History. – On Dec 2. 1971, when the treaty that bound them to Great Britain expired, six of the seven states of the Truce Coast, Abū Ẓabī, Dubai, Shargiah (Shāriqah), Umm el-Quwein, ‘Aǵmān and Fugiairah, signed an agreement that gave birth to the Federation of United Arab Emirates: The new state was immediately welcomed as a member of both the Arab League and the United Nations. The seventh state, Ra’s el-Kheimah, refused to sign the agreement in protest of the lack of any active support, on both the British and Arab sides, for its claim of the Tunb Islands, occupied by Persia; in February 1972, as the situation showed no signs of changing, he ended up joining the federation.
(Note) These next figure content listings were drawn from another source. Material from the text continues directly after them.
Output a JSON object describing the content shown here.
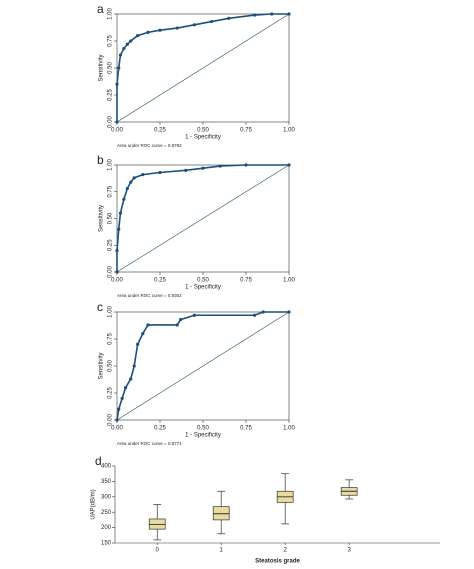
{
  "chart_data": [
    {
      "type": "line",
      "panel": "a",
      "xlabel": "1 - Specificity",
      "ylabel": "Sensitivity",
      "annotation": "Area under ROC curve = 0.8782",
      "color": "#1f4e79",
      "x": [
        0,
        0,
        0.01,
        0.02,
        0.04,
        0.06,
        0.08,
        0.12,
        0.18,
        0.25,
        0.35,
        0.45,
        0.55,
        0.65,
        0.8,
        0.9,
        1
      ],
      "values": [
        0,
        0.35,
        0.5,
        0.62,
        0.68,
        0.72,
        0.75,
        0.8,
        0.83,
        0.85,
        0.87,
        0.9,
        0.93,
        0.96,
        0.99,
        1,
        1
      ],
      "xlim": [
        0,
        1
      ],
      "ylim": [
        0,
        1
      ],
      "xticks": [
        {
          "value": 0,
          "label": "0.00"
        },
        {
          "value": 0.25,
          "label": "0.25"
        },
        {
          "value": 0.5,
          "label": "0.50"
        },
        {
          "value": 0.75,
          "label": "0.75"
        },
        {
          "value": 1,
          "label": "1.00"
        }
      ],
      "yticks": [
        {
          "value": 0,
          "label": "0.00"
        },
        {
          "value": 0.25,
          "label": "0.25"
        },
        {
          "value": 0.5,
          "label": "0.50"
        },
        {
          "value": 0.75,
          "label": "0.75"
        },
        {
          "value": 1,
          "label": "1.00"
        }
      ]
    },
    {
      "type": "line",
      "panel": "b",
      "xlabel": "1 - Specificity",
      "ylabel": "Sensitivity",
      "annotation": "Area under ROC curve = 0.9302",
      "color": "#1f4e79",
      "x": [
        0,
        0,
        0.01,
        0.02,
        0.04,
        0.06,
        0.08,
        0.1,
        0.15,
        0.25,
        0.4,
        0.5,
        0.6,
        0.75,
        1
      ],
      "values": [
        0,
        0.2,
        0.4,
        0.55,
        0.68,
        0.78,
        0.84,
        0.88,
        0.91,
        0.93,
        0.95,
        0.97,
        0.99,
        1,
        1
      ],
      "xlim": [
        0,
        1
      ],
      "ylim": [
        0,
        1
      ],
      "xticks": [
        {
          "value": 0,
          "label": "0.00"
        },
        {
          "value": 0.25,
          "label": "0.25"
        },
        {
          "value": 0.5,
          "label": "0.50"
        },
        {
          "value": 0.75,
          "label": "0.75"
        },
        {
          "value": 1,
          "label": "1.00"
        }
      ],
      "yticks": [
        {
          "value": 0,
          "label": "0.00"
        },
        {
          "value": 0.25,
          "label": "0.25"
        },
        {
          "value": 0.5,
          "label": "0.50"
        },
        {
          "value": 0.75,
          "label": "0.75"
        },
        {
          "value": 1,
          "label": "1.00"
        }
      ]
    },
    {
      "type": "line",
      "panel": "c",
      "xlabel": "1 - Specificity",
      "ylabel": "Sensitivity",
      "annotation": "Area under ROC curve = 0.8771",
      "color": "#1f4e79",
      "x": [
        0,
        0.01,
        0.03,
        0.05,
        0.08,
        0.1,
        0.12,
        0.15,
        0.18,
        0.35,
        0.37,
        0.45,
        0.8,
        0.85,
        1
      ],
      "values": [
        0,
        0.1,
        0.2,
        0.3,
        0.38,
        0.5,
        0.7,
        0.8,
        0.88,
        0.88,
        0.93,
        0.97,
        0.97,
        1,
        1
      ],
      "xlim": [
        0,
        1
      ],
      "ylim": [
        0,
        1
      ],
      "xticks": [
        {
          "value": 0,
          "label": "0.00"
        },
        {
          "value": 0.25,
          "label": "0.25"
        },
        {
          "value": 0.5,
          "label": "0.50"
        },
        {
          "value": 0.75,
          "label": "0.75"
        },
        {
          "value": 1,
          "label": "1.00"
        }
      ],
      "yticks": [
        {
          "value": 0,
          "label": "0.00"
        },
        {
          "value": 0.25,
          "label": "0.25"
        },
        {
          "value": 0.5,
          "label": "0.50"
        },
        {
          "value": 0.75,
          "label": "0.75"
        },
        {
          "value": 1,
          "label": "1.00"
        }
      ]
    },
    {
      "type": "box",
      "panel": "d",
      "xlabel": "Steatosis grade",
      "ylabel": "UAP(dB/m)",
      "color": "#e6dba0",
      "categories": [
        "0",
        "1",
        "2",
        "3"
      ],
      "min": [
        160,
        180,
        212,
        293
      ],
      "q1": [
        195,
        225,
        282,
        305
      ],
      "median": [
        210,
        245,
        300,
        318
      ],
      "q3": [
        228,
        268,
        318,
        330
      ],
      "max": [
        275,
        318,
        375,
        355
      ],
      "ylim": [
        150,
        400
      ],
      "yticks": [
        150,
        200,
        250,
        300,
        350,
        400
      ]
    }
  ]
}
According to the founding treaty, the presidency of the federation is held in turn by the sovereigns of the member states; sheikh of Abū Ẓabī, Zā’id ibn Sulṭān Āl Nuhyān; in December 1976 he was confirmed for a new 5-year shift. The president is assisted by a supreme council, made up of the heads of the federated states, which meets at least twice a year to discuss problems of common interest; on February 13, 1972, a National Consultative Assembly met for the first time. In May 1973 the federation issued a common currency, the UAE dirham.